Three members of the HPF team recently visited McDonald Observatory in Texas recently, with two goals in mind:
- Install the HPF thermal enclosure
- Setup a temperature monitoring system in the spectrograph room
Installing the HPF Thermal Enclosure
The HPF spectrograph will sit in the Hobby-Eberly Telescope Spectrograph Room with light fed to it through a set of optical fibers from the telescope. It will sit in a thermal enclosure from Bally – yes one of those walk-in meat-locker coolers! It is perfect for our purposes, as the insulation box will act as a buffer to smooth out any short-time temperature variations (see confirmation of this in the graph below).

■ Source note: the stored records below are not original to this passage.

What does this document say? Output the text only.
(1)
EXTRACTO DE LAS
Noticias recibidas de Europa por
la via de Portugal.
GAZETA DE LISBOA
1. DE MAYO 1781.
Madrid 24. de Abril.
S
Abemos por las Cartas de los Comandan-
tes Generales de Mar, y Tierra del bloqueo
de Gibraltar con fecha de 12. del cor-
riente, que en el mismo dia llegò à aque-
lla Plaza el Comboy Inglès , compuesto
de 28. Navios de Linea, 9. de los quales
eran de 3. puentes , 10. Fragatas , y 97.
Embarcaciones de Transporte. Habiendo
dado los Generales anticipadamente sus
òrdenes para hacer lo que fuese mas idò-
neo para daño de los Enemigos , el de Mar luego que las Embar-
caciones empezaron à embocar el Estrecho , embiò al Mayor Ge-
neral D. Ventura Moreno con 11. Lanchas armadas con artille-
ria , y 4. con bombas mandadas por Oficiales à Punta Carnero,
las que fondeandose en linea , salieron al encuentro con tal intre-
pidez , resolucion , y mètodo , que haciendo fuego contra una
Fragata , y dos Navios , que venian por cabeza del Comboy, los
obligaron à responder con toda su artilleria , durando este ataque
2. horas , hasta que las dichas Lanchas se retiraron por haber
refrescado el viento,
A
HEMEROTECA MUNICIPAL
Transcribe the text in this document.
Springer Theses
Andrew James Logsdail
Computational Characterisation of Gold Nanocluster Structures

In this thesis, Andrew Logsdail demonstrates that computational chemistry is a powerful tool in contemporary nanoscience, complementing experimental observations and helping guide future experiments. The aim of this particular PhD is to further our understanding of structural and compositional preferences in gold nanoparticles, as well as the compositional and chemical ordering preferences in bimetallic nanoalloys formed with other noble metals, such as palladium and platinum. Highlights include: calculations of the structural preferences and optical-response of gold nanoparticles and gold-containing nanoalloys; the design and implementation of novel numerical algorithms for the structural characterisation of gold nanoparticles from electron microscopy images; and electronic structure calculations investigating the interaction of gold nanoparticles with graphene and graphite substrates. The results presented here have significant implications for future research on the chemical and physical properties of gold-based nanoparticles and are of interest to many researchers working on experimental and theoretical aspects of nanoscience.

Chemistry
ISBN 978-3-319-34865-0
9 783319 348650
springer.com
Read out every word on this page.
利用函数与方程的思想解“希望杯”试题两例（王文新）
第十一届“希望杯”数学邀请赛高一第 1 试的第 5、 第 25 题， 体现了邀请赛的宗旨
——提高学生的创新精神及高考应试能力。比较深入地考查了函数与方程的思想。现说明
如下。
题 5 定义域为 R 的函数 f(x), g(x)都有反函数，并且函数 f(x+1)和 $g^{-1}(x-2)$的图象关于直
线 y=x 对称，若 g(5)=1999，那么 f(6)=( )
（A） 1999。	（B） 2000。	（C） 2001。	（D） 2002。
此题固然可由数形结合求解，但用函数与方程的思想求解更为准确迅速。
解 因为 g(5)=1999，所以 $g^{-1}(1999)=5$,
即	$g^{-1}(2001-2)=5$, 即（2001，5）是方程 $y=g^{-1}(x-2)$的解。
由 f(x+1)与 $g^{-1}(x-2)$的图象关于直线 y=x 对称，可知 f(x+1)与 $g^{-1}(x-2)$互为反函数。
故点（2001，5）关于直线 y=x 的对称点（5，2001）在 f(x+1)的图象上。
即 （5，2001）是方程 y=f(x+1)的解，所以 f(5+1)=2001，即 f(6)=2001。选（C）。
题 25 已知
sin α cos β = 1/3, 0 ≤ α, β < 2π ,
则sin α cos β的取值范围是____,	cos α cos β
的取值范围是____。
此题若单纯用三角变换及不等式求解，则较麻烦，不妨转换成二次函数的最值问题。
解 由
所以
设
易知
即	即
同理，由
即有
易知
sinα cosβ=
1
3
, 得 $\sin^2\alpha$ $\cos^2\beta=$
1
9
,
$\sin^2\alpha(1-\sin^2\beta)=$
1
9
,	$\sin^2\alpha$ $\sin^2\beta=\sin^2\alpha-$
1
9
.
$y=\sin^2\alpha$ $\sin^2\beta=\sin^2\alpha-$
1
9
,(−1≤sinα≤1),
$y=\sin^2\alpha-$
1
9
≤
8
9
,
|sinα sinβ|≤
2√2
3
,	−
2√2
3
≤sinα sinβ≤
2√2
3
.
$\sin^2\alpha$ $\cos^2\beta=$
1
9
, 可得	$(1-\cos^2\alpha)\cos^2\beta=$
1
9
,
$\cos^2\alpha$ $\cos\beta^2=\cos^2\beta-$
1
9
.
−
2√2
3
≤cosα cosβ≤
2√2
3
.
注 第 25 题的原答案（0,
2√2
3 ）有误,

Below are a couple of pictures of the Hobby-Eberly Telescope Spectrograph Room before and after installation:
Moreover, you can see a short time-lapse video of the setup process right here:
Preliminary temperature monitoring system
During the last day we installed a temperature monitoring system (see figure below) devised by HPF team member Paul Robertson to measure temperatures at 6 places: high and low a) inside the Spectrograph Room, b) inside the Calibration Enclosure and c) inside the newly installed HPF enclosure. The placement of the sensors are summarized in the illustration below:
Nominally, the temperature in the Spectrograph Room is controlled to +-0.3°C, but we wanted to assess this independently, as any temperature changes will cause instrumental drifts, causing the overall radial-velocity precision to degrade. More specifically, our goals of installing the system were to monitor and gain insights into the following:
a) Low frequency temperature variations: These are long-baseline temperature changes, variations longer than a week. The temperature changes between the seasons are a good example. Do these drifts show up at all? If so, at what amplitudes? These questions are interesting as these drifts are the ones that HPF will notice, and where the active temperature control system will come in to compensate.
b) High frequency temperature variations: These are temperature variations around a day or less. Let’s say somebody opens the door to the outside and lets cool air come into the Spectrograph Room in the winter: we observe a temperature dip. In the summer: a temperature spike. Let’s face it: these variations are probably always going to be present. This is exactly why we have to install the thermal enclosure – to buffer these temperature fluctuations out. And, moreover, we want to install the system to get a concrete feel for how how effective these enclosures (the HPF and calibration enclosure) are at buffering out these high-frequency temperature variations.
Below we plot the first few days of temperature data obtained:
From the temperature plot above we can see the following:
1) The Calibration box (red curves), which is completely closed, shows that it very effectively buffers out high-frequency temperature changes in the Spectrograph Room (green curves).
2) The Calibration box (red curves) drifts with the longer-term temperature changes, as expected, but these same long-term temperature variations are higher than expected from the +/- 0.3°C control setpoint. This issue is currently under consideration. We will continue to monitor the temperatures carefully over the next months.